Practical Application 34.5
Strategies for Improving Exercise Adherence in Patients With Depression
- Most importantly, work to establish good rapport with patients. Positive feedback and empathy from exercise staff can go a long way toward promoting adherence. Encourage the patient and celebrate progress, even if it is small.
- At the initiation of an exercise program, review with patients their unique barriers to participation (e.g., work responsibilities, family issues). These barriers should then be discussed with patients to find ways to overcome or minimize them.
- Educate patients about the benefits of exercise for physical health and depression. Elicit from patients other benefits of exercise specific to them and periodically remind them of those benefits.
- Patients are more likely to adhere to exercise training if the experience is enjoyable. Work with patients to increase their satisfaction with the program (e.g., switching equipment used, varying location and the time of day). Their programs should be based on their current preferences and expectations, taking into account their initial fitness levels and ratings of perceived exertion during exercise.
- Help patients develop realistic exercise goals (e.g., gradual increase in number of exercise sessions per week). If they are new to exercise, consider open-ended goals (e.g., to increase their daily step count or to break up sitting time). Discuss problem solving around barriers, and encourage modification of goals as needed. Design a plan for when relapses occur.
- Be prepared to identify changes in mood and modify the session accordingly. If a patient is experiencing significant fatigue, low mood, or side effects from their psychotropic medications, this should be taken into consideration.

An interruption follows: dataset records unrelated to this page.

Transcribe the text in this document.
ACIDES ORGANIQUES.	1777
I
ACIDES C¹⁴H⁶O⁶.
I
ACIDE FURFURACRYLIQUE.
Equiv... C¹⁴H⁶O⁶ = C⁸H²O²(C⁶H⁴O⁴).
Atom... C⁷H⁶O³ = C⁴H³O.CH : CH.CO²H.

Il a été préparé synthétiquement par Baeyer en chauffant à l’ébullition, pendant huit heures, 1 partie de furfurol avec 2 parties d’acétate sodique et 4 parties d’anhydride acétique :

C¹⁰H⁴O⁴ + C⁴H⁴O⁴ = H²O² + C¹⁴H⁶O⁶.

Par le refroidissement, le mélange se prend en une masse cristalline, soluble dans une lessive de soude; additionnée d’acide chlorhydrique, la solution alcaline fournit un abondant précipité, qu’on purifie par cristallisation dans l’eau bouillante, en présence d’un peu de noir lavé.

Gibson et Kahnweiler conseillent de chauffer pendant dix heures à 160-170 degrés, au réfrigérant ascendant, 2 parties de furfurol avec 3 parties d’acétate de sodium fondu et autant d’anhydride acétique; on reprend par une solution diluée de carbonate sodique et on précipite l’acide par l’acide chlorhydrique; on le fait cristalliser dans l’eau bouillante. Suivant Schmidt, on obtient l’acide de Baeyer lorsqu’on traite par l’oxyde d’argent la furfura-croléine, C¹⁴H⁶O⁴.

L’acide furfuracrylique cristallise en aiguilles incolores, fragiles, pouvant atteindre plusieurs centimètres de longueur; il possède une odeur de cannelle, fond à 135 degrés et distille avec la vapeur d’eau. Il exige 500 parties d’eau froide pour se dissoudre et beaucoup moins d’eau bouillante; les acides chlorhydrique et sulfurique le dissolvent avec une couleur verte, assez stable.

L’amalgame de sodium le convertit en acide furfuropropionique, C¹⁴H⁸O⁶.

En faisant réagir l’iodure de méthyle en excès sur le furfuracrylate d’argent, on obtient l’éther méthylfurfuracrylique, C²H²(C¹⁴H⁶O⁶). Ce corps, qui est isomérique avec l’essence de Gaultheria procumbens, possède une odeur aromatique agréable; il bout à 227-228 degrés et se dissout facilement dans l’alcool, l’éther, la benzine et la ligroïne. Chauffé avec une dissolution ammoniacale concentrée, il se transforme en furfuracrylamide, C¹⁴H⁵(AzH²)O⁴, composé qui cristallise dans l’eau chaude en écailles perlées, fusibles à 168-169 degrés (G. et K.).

- Emphasize the short-term benefits, even after a single session, such as reduced stress, increased energy, and distraction from negative thoughts. Many patients are focused on long-term goals such as weight loss or improved self-esteem, so emphasizing short-term benefits can increase adherence.
- Encourage patients to reward themselves for participation in exercise. Emphasize the importance of positive reinforcement for accomplishments. Even simple rewards (e.g., a new book, a pleasant dinner out) can be powerful motivators.
- Recommend to patients that they talk to family members and friends about their exercise program and goals. Such people are often a valuable resource for offering encouragement in support of the patients’ participation in exercise.
- Remember that untreated or undertreated depression is likely to have a negative effect on adherence to exercise. Encourage patients to seek treatment for depression if symptoms appear to interfere with exercise participation.